Monetary easing is, everything else equal, currency negative, but we see important offsetting factors when it comes to the euro at the moment. Below we present the five key reasons why we see the ECB LTROs as euro positive, but also why we believe that the positive factors are much more exhausted at the second 3Y LTRO compared to the first.
QE can also have currency positive effects
Five reasons why the LTROs have lifted EUR/USD and are likely to remain supportive:
- Positioning: Investors were long the dollar prior to the Fed’s QE, but short the euro before the first 3Y LTRO. And investors remain near record short the euro before the second LTRO according to the IMM data.
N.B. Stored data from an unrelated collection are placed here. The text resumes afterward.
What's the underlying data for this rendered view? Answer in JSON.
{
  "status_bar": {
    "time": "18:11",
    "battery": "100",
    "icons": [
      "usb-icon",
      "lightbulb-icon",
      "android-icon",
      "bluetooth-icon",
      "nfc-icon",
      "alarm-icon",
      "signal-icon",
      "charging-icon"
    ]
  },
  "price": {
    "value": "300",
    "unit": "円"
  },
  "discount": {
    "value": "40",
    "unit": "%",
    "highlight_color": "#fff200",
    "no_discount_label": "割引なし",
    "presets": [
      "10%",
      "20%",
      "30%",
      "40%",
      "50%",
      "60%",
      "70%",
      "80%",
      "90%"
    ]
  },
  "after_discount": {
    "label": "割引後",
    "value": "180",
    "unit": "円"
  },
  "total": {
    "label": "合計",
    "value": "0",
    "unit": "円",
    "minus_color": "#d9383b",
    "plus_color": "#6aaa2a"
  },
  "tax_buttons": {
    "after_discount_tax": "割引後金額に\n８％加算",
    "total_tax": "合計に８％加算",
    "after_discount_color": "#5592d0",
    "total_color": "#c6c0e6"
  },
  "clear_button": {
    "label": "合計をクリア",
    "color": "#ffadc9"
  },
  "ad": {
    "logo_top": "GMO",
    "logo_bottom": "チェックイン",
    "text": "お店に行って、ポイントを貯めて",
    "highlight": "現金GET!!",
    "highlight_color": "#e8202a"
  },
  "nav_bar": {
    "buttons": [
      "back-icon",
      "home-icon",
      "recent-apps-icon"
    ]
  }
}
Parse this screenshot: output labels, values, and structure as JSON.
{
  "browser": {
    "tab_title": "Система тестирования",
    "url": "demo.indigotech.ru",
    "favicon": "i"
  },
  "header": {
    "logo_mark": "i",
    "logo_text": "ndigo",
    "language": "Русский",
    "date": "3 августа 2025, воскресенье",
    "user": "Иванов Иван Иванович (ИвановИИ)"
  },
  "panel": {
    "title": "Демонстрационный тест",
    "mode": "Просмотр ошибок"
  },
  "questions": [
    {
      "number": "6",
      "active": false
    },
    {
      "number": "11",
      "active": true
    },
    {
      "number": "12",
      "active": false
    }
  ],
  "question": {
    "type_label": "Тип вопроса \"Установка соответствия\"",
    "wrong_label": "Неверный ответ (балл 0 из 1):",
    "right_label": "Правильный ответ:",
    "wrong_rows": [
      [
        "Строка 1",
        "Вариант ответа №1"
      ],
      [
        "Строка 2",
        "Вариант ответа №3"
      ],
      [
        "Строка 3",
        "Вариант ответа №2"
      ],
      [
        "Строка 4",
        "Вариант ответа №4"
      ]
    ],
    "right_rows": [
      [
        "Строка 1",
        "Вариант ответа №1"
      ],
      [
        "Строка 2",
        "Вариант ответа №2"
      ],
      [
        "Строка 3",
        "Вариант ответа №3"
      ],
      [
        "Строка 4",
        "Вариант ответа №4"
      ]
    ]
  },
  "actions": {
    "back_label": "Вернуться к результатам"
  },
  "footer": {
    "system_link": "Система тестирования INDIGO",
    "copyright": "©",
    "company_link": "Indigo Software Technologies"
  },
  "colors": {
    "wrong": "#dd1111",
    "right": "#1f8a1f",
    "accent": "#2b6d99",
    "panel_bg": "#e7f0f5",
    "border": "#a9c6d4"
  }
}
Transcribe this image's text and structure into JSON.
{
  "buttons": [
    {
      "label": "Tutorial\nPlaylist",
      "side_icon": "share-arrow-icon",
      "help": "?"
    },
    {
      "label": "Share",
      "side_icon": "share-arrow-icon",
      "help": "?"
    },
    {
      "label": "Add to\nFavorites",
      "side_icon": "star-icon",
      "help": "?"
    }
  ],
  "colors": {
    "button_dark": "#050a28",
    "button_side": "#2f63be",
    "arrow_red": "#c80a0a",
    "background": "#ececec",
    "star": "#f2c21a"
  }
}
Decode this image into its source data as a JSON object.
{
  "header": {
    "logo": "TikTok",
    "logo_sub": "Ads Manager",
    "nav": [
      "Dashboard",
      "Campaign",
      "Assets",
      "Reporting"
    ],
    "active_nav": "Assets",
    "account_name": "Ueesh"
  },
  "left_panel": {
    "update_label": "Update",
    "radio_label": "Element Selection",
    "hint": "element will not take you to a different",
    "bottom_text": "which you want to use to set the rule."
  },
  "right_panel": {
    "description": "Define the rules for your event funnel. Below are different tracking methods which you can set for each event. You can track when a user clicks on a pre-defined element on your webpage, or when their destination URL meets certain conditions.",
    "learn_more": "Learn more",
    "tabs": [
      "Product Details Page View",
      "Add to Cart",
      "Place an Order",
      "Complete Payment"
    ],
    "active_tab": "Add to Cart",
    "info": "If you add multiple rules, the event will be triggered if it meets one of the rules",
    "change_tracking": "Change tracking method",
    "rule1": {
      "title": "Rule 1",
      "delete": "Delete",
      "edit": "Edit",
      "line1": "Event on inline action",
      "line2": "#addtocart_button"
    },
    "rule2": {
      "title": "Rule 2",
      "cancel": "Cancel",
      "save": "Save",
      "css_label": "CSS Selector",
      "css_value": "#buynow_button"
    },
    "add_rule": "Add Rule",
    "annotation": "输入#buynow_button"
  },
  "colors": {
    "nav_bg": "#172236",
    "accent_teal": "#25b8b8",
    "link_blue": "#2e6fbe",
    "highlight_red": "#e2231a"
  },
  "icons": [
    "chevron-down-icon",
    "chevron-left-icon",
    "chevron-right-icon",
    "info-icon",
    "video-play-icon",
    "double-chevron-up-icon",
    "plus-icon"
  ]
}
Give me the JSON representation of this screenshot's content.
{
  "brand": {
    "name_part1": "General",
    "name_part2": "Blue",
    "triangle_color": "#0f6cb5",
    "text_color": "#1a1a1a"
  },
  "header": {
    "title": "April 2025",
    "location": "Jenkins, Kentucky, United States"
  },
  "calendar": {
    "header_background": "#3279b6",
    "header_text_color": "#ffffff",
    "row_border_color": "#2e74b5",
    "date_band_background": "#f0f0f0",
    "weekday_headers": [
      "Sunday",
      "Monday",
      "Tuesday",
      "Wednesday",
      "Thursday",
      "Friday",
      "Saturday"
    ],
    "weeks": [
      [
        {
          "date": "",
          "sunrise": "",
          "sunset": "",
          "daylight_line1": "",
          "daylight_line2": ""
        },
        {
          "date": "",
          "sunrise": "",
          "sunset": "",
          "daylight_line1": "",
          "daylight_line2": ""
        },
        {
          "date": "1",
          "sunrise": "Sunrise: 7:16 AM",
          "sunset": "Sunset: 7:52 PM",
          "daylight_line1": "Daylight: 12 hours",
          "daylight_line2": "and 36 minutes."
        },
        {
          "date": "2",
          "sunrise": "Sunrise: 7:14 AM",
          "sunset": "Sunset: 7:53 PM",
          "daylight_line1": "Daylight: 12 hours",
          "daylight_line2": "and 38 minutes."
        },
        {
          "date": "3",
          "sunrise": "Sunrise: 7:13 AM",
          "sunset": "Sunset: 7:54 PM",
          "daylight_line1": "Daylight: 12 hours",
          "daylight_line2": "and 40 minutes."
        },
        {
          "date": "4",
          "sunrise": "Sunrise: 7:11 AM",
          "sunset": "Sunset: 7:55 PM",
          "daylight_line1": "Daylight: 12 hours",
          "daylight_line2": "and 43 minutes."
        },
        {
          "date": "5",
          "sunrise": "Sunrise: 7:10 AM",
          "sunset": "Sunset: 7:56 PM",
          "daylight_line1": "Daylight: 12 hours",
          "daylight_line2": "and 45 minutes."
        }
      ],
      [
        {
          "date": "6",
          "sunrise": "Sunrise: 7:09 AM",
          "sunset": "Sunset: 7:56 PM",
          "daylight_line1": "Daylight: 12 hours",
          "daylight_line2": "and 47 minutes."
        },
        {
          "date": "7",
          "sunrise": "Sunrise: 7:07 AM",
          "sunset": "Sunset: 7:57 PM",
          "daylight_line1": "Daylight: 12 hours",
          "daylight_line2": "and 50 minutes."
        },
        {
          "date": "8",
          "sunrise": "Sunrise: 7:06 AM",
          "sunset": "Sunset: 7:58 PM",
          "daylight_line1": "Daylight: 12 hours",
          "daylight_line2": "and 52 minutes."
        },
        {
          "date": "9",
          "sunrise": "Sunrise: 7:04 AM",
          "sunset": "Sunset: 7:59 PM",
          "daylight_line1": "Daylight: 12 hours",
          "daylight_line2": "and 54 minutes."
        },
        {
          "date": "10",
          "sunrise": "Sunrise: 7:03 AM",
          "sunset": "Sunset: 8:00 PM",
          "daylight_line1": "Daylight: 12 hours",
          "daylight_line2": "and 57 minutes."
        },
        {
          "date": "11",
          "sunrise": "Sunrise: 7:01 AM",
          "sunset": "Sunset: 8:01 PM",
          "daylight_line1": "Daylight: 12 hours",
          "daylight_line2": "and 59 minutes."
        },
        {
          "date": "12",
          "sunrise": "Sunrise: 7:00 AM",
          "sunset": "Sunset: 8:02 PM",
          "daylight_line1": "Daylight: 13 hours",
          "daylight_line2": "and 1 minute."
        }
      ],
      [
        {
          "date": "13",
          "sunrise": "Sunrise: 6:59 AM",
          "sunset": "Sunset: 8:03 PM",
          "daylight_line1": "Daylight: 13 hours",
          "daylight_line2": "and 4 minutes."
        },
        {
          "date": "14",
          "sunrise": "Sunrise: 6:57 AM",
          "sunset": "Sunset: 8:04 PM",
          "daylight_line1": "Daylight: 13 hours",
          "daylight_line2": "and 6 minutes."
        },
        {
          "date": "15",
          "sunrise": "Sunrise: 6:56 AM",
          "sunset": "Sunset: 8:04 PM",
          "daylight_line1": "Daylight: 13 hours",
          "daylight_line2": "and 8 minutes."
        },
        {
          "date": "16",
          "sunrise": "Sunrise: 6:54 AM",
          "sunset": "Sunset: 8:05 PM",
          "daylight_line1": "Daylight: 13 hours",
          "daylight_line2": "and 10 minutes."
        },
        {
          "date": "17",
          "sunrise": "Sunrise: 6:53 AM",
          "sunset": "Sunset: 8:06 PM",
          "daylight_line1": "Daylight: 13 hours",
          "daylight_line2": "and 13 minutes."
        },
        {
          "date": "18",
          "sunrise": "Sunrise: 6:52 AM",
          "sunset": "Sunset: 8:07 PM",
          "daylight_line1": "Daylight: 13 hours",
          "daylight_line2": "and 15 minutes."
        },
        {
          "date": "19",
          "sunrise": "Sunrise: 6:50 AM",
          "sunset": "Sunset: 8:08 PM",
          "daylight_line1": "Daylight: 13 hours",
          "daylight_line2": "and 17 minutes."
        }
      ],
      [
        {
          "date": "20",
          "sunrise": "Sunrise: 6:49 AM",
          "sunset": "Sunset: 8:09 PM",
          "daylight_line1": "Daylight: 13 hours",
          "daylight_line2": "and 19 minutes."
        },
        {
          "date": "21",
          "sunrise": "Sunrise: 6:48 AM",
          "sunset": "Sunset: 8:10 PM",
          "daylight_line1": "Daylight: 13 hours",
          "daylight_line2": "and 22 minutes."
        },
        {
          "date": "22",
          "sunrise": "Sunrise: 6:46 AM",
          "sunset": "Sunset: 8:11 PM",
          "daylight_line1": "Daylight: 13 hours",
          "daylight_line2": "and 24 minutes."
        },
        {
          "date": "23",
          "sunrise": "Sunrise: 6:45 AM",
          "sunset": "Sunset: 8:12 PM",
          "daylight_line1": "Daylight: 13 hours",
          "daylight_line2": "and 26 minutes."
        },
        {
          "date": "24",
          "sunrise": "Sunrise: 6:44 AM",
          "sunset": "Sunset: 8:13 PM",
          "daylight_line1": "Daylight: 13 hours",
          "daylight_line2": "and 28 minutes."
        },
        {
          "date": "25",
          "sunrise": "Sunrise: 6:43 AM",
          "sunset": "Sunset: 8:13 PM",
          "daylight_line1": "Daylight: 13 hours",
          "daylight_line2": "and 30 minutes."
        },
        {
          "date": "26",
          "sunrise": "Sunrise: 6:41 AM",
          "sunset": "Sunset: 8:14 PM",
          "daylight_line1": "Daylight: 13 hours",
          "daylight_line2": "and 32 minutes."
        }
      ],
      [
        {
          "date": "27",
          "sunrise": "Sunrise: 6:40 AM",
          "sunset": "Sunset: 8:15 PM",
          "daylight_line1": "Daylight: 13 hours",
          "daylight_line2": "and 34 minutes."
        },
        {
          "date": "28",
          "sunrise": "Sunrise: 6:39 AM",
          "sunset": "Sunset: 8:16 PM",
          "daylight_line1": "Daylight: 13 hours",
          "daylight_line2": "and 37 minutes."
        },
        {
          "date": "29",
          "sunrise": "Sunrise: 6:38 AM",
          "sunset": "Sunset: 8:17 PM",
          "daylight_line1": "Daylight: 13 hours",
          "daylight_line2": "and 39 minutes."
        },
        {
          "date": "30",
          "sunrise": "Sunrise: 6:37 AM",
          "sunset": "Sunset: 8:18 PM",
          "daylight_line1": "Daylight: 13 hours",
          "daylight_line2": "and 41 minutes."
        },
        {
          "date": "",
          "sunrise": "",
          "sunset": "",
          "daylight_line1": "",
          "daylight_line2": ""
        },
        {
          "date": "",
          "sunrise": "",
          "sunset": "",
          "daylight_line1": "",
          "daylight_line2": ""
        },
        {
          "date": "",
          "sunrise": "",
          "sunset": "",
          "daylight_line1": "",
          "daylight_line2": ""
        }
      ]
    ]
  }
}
- Credit spreads: The potential for currency positive effects via tighter credit spreads are much bigger in Europe than it was in the US. The ECB has succeeded in bringing down sovereign bond spreads from elevated levels and has thus significantly reduced near-term funding risks.
- Balance of payments: QE increases downside currency risks more for an economy backed by a large current account deficit (like the US) than for an economy backed by a surplus (like Switzerland). The eurozone only runs a modest C/A deficit.
- Inflation expectations: The currency negative effects of monetary easing primarily run through higher inflation expectations and the resulting decline in real interest rates. Inflation expectations have only risen moderately in Europe (5Y German breakeven inflation is up little more than 50bp from the November low) and we doubt that inflation expectations will truly spike with unemployment at elevated levels and most of the eurozone caught in recession.
- Risk correlations: The euro is positively correlated with risk assets – at least against the dollar. In other words, EUR/USD tends to rise when risk performs.
The announcement of a high allotment today in the second 3Y LTRO would thus be expected to push EUR/USD higher. This also appears to be the consensus interpretation in the market and risks are that market expectations have become stretched. EUR300-500bn is widely cited as the likely outcome range, but looking at recent market performance it appears that at least the FX market is pricing an expected outcome to the high end of this range. This raises the risk of a temporary setback in EUR/USD on a medium to low number.
For the medium term, we remain positive on EUR/USD. Global macro data has stabilised and investors would usually be neutral or net short the dollar at this stage in the business cycle. This is not yet the case, however, and a key reason why we have long argued that EUR/USD would end the year higher (current 12M forecast: 1.36).